By Brendan Conway Of DOW JONES NEWSWIRES
NEW YORK (Dow Jones)--Concerns about a slowdown in the U.S. economy sent the Standard & Poor's 500-stock index to its sixth straight day of losses, its longest such streak since February 2009, as investors continued to worry that the recovery has run out of steam.
The Dow Jones Industrial Average fell 21.87 points, or 0.18%, to 12048.94, its sixth straight loss and longest slide since July of last year. The S&P 500 finished 5.38 points lower, or 0.42%, at 1279.56, as materials and financial stocks dragged. The index also staged its sixth straight decline.
The Nasdaq Composite dropped 26.18 points, or 0.97%, to 2675.38. The Dow Jones Transportation Average, which hit a record high in May, lost 58.62, or 1.14%, to 5088.48 to turn negative year-to-date.
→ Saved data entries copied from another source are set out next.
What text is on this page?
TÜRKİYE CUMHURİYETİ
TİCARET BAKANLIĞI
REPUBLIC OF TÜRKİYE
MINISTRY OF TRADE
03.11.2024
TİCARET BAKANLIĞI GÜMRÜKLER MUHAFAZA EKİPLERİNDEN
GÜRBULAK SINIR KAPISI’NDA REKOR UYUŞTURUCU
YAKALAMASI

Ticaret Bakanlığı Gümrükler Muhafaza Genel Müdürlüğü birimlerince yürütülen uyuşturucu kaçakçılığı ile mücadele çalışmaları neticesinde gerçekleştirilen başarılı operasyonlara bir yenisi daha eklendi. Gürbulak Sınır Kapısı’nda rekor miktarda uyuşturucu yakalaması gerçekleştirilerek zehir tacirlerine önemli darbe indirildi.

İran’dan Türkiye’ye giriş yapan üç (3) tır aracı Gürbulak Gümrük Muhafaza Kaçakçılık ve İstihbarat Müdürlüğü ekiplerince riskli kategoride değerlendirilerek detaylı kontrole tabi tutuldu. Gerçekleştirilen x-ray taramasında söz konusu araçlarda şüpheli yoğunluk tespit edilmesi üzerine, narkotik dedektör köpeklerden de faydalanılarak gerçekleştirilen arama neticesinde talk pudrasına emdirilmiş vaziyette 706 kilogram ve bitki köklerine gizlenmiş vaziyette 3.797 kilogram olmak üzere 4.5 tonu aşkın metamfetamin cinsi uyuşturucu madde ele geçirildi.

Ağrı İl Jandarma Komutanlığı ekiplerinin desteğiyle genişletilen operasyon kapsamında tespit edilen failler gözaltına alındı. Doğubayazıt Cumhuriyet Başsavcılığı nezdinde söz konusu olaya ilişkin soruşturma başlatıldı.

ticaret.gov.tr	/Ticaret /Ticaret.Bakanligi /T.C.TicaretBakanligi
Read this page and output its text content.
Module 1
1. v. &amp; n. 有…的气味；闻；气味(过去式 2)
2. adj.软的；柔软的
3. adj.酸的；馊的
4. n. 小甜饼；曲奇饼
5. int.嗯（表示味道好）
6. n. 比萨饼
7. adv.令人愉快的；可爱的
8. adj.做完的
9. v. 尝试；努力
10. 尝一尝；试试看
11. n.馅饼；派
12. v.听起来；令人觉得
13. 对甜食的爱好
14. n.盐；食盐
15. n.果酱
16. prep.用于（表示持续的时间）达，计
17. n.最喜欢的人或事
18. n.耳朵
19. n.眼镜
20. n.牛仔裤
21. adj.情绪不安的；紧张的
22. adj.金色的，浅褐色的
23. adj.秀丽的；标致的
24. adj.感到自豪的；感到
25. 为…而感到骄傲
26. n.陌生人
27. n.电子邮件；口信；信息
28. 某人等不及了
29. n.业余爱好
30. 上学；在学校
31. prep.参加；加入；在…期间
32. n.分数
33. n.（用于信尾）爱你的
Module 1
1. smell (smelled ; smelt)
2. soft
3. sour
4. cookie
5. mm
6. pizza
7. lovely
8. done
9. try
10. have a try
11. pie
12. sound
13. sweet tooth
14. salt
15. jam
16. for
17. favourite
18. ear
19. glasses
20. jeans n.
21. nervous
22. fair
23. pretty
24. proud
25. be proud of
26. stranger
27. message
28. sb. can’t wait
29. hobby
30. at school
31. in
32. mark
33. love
Concerns over the outlook for the U.S. economy have dominated investor sentiment for weeks, and investors took little heart from the Federal Reserve's most recent Beige Book, in which businesses said the economy expanded over the past two months.
"Investors are asking if this is just a slowdown or the start of the next recession," said Gary Flam, a portfolio manager at Los Angeles-based Bel Air Investment Advisors.
Caterpillar and Alcoa fell 1.8% to lead the blue-chip Dow lower, followed by American Express, which lost 1.6%. Verizon Communications led blue-chip gainers, rising 1.5% after Oppenheimer & Co. upgraded its investment rating on the stock with predictions of solid growth in cloud, or remote, computing and gains in wireless market share.
Exxon Mobil also helped keep the Dow's losses in check, pushing 1% higher after lower-than-expected U.S. oil inventories and after the Organization of Petroleum Exporting Countries said members were unable to reach a consensus on boosting oil production.